I made httpd to unconfined_t domain to make shmget function to work, called by one php process hosted by httpd.

[user@rhel7 ~]$ sudo chcon -t bin_t /usr/sbin/httpd
[user@rhel7 ~]$ ls -Z /usr/sbin/httpd
-rwxr-xr-x. root root system_u:object_r:bin_t:s0       /usr/sbin/httpd
[user@rhel7 ~]$ systemctl start httpd.service


[root@rhel7 user]# chcon -r system_r -t httpd_t /usr/sbin/httpd
chcon: failed to change context of ‘/usr/sbin/httpd’ to ‘system_u:system_r:httpd_t:s0’: Permission denied
[root@rhel7 user]#

You should just be able to run restorecon -v /usr/sbin/httpd to restore it to the default values.

If you want to manually change it then you need to use httpd_exec_t as the type of the file.


I had a similar problem that, logged in as root, on RH 8.5, I couldn't change a file to unconfined_t.

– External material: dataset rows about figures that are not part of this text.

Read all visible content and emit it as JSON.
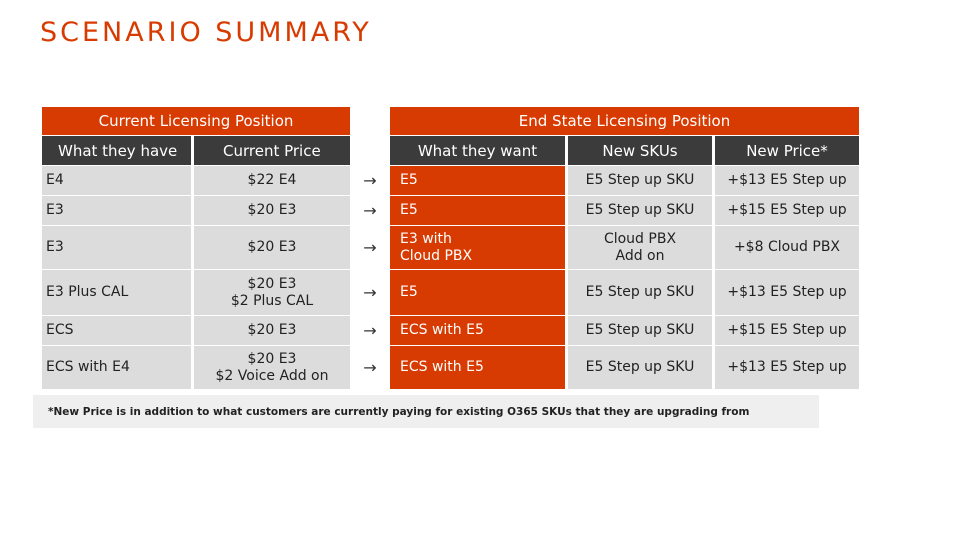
{
  "title": "SCENARIO SUMMARY",
  "header": {
    "current": "Current Licensing Position",
    "end_state": "End State Licensing Position"
  },
  "columns": {
    "have": "What they have",
    "current_price": "Current Price",
    "want": "What they want",
    "new_skus": "New SKUs",
    "new_price": "New Price*"
  },
  "arrow": "→",
  "rows": [
    {
      "have": "E4",
      "price": "$22 E4",
      "want": "E5",
      "sku": "E5 Step up SKU",
      "new_price": "+$13 E5 Step up"
    },
    {
      "have": "E3",
      "price": "$20 E3",
      "want": "E5",
      "sku": "E5 Step up SKU",
      "new_price": "+$15 E5 Step up"
    },
    {
      "have": "E3",
      "price": "$20 E3",
      "want": "E3 with\nCloud PBX",
      "sku": "Cloud PBX\nAdd on",
      "new_price": "+$8 Cloud PBX"
    },
    {
      "have": "E3 Plus CAL",
      "price": "$20 E3\n$2 Plus CAL",
      "want": "E5",
      "sku": "E5 Step up SKU",
      "new_price": "+$13 E5 Step up"
    },
    {
      "have": "ECS",
      "price": "$20 E3",
      "want": "ECS with E5",
      "sku": "E5 Step up SKU",
      "new_price": "+$15 E5 Step up"
    },
    {
      "have": "ECS with E4",
      "price": "$20 E3\n$2 Voice Add on",
      "want": "ECS with E5",
      "sku": "E5 Step up SKU",
      "new_price": "+$13 E5 Step up"
    }
  ],
  "footnote": "*New Price is in addition to what customers are currently paying for existing O365 SKUs that they are upgrading from",
  "colors": {
    "accent": "#d83b01",
    "header_dark": "#3b3b3b",
    "cell_gray": "#dcdcdc"
  }
}
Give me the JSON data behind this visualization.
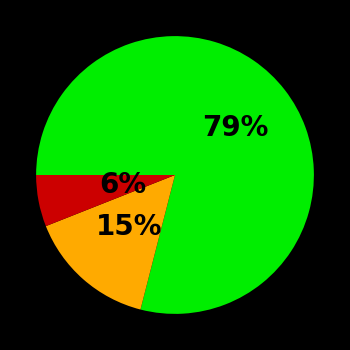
{
  "slices": [
    79,
    15,
    6
  ],
  "colors": [
    "#00ee00",
    "#ffaa00",
    "#cc0000"
  ],
  "labels": [
    "79%",
    "15%",
    "6%"
  ],
  "background_color": "#000000",
  "startangle": 180,
  "label_fontsize": 20,
  "label_color": "#000000",
  "figsize": [
    3.5,
    3.5
  ],
  "dpi": 100,
  "label_radii": [
    0.55,
    0.5,
    0.38
  ]
}
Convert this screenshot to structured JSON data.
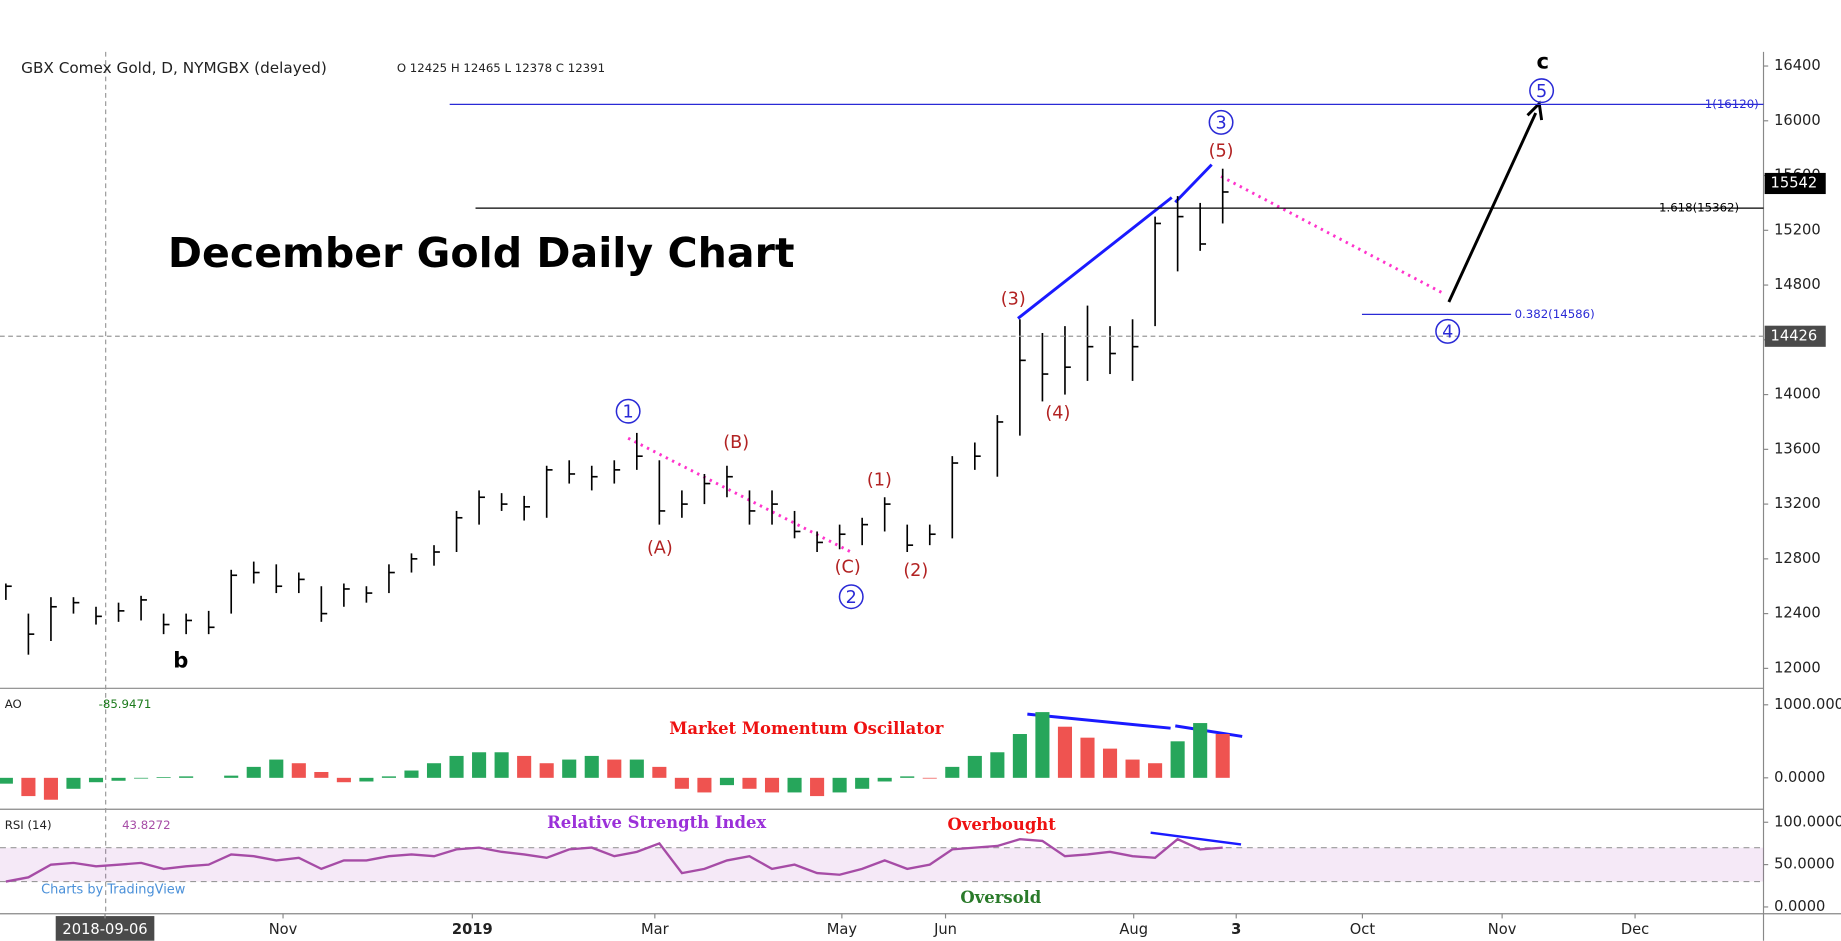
{
  "chart_data": [
    {
      "type": "ohlc",
      "title": "December Gold Daily Chart",
      "legend": "GBX Comex Gold, D, NYMGBX (delayed)",
      "ohlc_legend": "O 12425 H 12465 L 12378 C 12391",
      "color": "#000000",
      "xlim": [
        0,
        78
      ],
      "xticks": [
        {
          "value": 4.4,
          "label": "2018-09-06"
        },
        {
          "value": 12.3,
          "label": "Nov"
        },
        {
          "value": 20.7,
          "label": "2019"
        },
        {
          "value": 28.8,
          "label": "Mar"
        },
        {
          "value": 37.1,
          "label": "May"
        },
        {
          "value": 41.7,
          "label": "Jun"
        },
        {
          "value": 50.05,
          "label": "Aug"
        },
        {
          "value": 54.6,
          "label": "3"
        },
        {
          "value": 60.2,
          "label": "Oct"
        },
        {
          "value": 66.4,
          "label": "Nov"
        },
        {
          "value": 72.3,
          "label": "Dec"
        }
      ],
      "ylim": [
        11863,
        16503
      ],
      "yticks": [
        12000,
        12400,
        12800,
        13200,
        13600,
        14000,
        14400,
        14800,
        15200,
        15600,
        16000,
        16400
      ],
      "high": [
        12620,
        12400,
        12520,
        12520,
        12450,
        12480,
        12530,
        12400,
        12400,
        12420,
        12720,
        12780,
        12760,
        12700,
        12600,
        12620,
        12600,
        12760,
        12840,
        12900,
        13150,
        13300,
        13280,
        13260,
        13480,
        13520,
        13480,
        13520,
        13720,
        13520,
        13300,
        13420,
        13480,
        13300,
        13300,
        13150,
        13000,
        13050,
        13100,
        13250,
        13050,
        13050,
        13550,
        13650,
        13850,
        14550,
        14450,
        14500,
        14650,
        14500,
        14550,
        15300,
        15450,
        15400,
        15650
      ],
      "low": [
        12500,
        12100,
        12200,
        12400,
        12320,
        12340,
        12350,
        12250,
        12250,
        12250,
        12400,
        12620,
        12550,
        12550,
        12340,
        12450,
        12480,
        12550,
        12700,
        12750,
        12850,
        13050,
        13150,
        13080,
        13100,
        13350,
        13300,
        13350,
        13450,
        13050,
        13100,
        13200,
        13250,
        13050,
        13050,
        12950,
        12850,
        12870,
        12900,
        13000,
        12850,
        12900,
        12950,
        13450,
        13400,
        13700,
        13950,
        14000,
        14100,
        14150,
        14100,
        14500,
        14900,
        15050,
        15250
      ],
      "close": [
        12600,
        12250,
        12450,
        12480,
        12380,
        12420,
        12500,
        12320,
        12350,
        12300,
        12680,
        12700,
        12600,
        12650,
        12400,
        12580,
        12550,
        12700,
        12800,
        12850,
        13100,
        13250,
        13200,
        13180,
        13450,
        13420,
        13400,
        13450,
        13550,
        13150,
        13200,
        13350,
        13400,
        13150,
        13200,
        13000,
        12920,
        12980,
        13050,
        13200,
        12900,
        12980,
        13500,
        13550,
        13800,
        14250,
        14150,
        14200,
        14350,
        14300,
        14350,
        15250,
        15300,
        15100,
        15480
      ],
      "last_price": 15542,
      "crosshair_price": 14426,
      "levels": [
        {
          "value": 16120,
          "label": "1(16120)"
        },
        {
          "value": 15362,
          "label": "1.618(15362)"
        },
        {
          "value": 14586,
          "label": "0.382(14586)"
        }
      ],
      "wave_labels": {
        "major": [
          "1",
          "2",
          "3",
          "4",
          "5"
        ],
        "minor": [
          "(A)",
          "(B)",
          "(C)",
          "(1)",
          "(2)",
          "(3)",
          "(4)",
          "(5)"
        ],
        "degree": [
          "b",
          "c"
        ]
      }
    },
    {
      "type": "histogram",
      "legend": "AO",
      "last_value": "-85.9471",
      "annotation": "Market Momentum Oscillator",
      "up_color": "#26a65b",
      "down_color": "#ef5350",
      "ylim": [
        -430,
        1210
      ],
      "yticks": [
        {
          "value": 1000,
          "label": "1000.0000"
        },
        {
          "value": 0,
          "label": "0.0000"
        }
      ],
      "values": [
        -80,
        -250,
        -300,
        -150,
        -60,
        -40,
        -10,
        10,
        20,
        0,
        30,
        150,
        250,
        200,
        80,
        -60,
        -50,
        20,
        100,
        200,
        300,
        350,
        350,
        300,
        200,
        250,
        300,
        250,
        250,
        150,
        -150,
        -200,
        -100,
        -150,
        -200,
        -200,
        -250,
        -200,
        -150,
        -50,
        20,
        -10,
        150,
        300,
        350,
        600,
        900,
        700,
        550,
        400,
        250,
        200,
        500,
        750,
        600
      ]
    },
    {
      "type": "line",
      "legend": "RSI (14)",
      "last_value": "43.8272",
      "title": "Relative Strength Index",
      "annotations": [
        "Overbought",
        "Oversold"
      ],
      "color": "#a64ca6",
      "overbought": 70,
      "oversold": 30,
      "ylim": [
        -8,
        114
      ],
      "yticks": [
        {
          "value": 100,
          "label": "100.0000"
        },
        {
          "value": 50,
          "label": "50.0000"
        },
        {
          "value": 0,
          "label": "0.0000"
        }
      ],
      "values": [
        30,
        35,
        50,
        52,
        48,
        50,
        52,
        45,
        48,
        50,
        62,
        60,
        55,
        58,
        45,
        55,
        55,
        60,
        62,
        60,
        68,
        70,
        65,
        62,
        58,
        68,
        70,
        60,
        65,
        75,
        40,
        45,
        55,
        60,
        45,
        50,
        40,
        38,
        45,
        55,
        45,
        50,
        68,
        70,
        72,
        80,
        78,
        60,
        62,
        65,
        60,
        58,
        80,
        68,
        70
      ]
    }
  ],
  "watermark": "Charts by TradingView"
}
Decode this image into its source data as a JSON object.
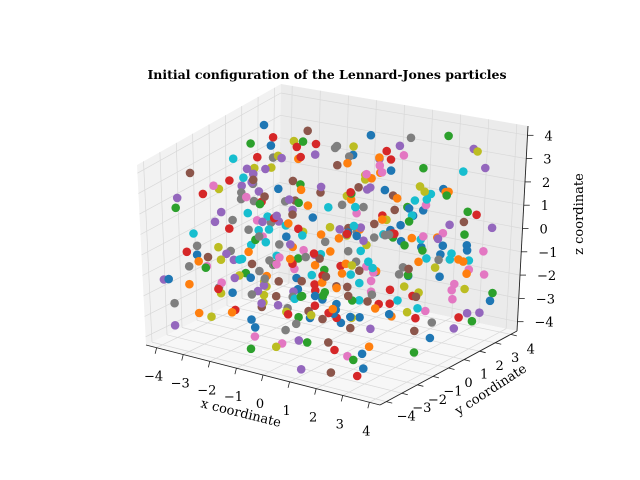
{
  "chart_data": {
    "type": "scatter",
    "projection": "3d",
    "title": "Initial configuration of the Lennard-Jones particles",
    "xlabel": "x coordinate",
    "ylabel": "y coordinate",
    "zlabel": "z coordinate",
    "xlim": [
      -4.4,
      4.4
    ],
    "ylim": [
      -4.4,
      4.4
    ],
    "zlim": [
      -4.4,
      4.4
    ],
    "xticks": [
      "−4",
      "−3",
      "−2",
      "−1",
      "0",
      "1",
      "2",
      "3",
      "4"
    ],
    "yticks": [
      "−4",
      "−3",
      "−2",
      "−1",
      "0",
      "1",
      "2",
      "3",
      "4"
    ],
    "zticks": [
      "−4",
      "−3",
      "−2",
      "−1",
      "0",
      "1",
      "2",
      "3",
      "4"
    ],
    "grid": true,
    "legend": "none",
    "particle_count": 400,
    "point_colors": [
      "#1f77b4",
      "#ff7f0e",
      "#2ca02c",
      "#d62728",
      "#9467bd",
      "#8c564b",
      "#e377c2",
      "#7f7f7f",
      "#bcbd22",
      "#17becf"
    ],
    "pane_colors": {
      "left": "#f2f2f2",
      "right": "#ebebeb",
      "floor": "#f7f7f7"
    },
    "note_points": "positions are approximately uniform random in [-4,4]^3"
  }
}
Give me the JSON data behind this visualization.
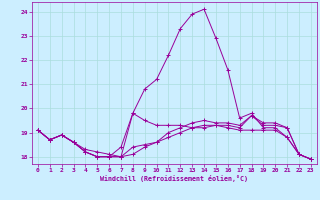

I realized that using unconfined_t isn't the right way to "fix" problems. The right way would be to either make the files part of an existing, correct type, as the user above suggested, and then use semanage fcontext to make that change persistent, or to define a new type and security policy. In your case, you didn't need a new policy, because httpd_t fits.

I was trying to change the type of a new service to unconfined_t. Again, ideally I should have created a whole new type and policy, but that was beyond the scope of what I could do. But:

chcon -t unconfined_t my_file

was giving permission denied.

For anyone else looking for a solution, what I did was:

# setenforce 0
# chcon -t unconfined_t my_file
# setenforce 1
# getenforce 

I'm not sure this is the right way to do this but it did let me get things done, and later on I'll write a new policy and figure out a type to use for it.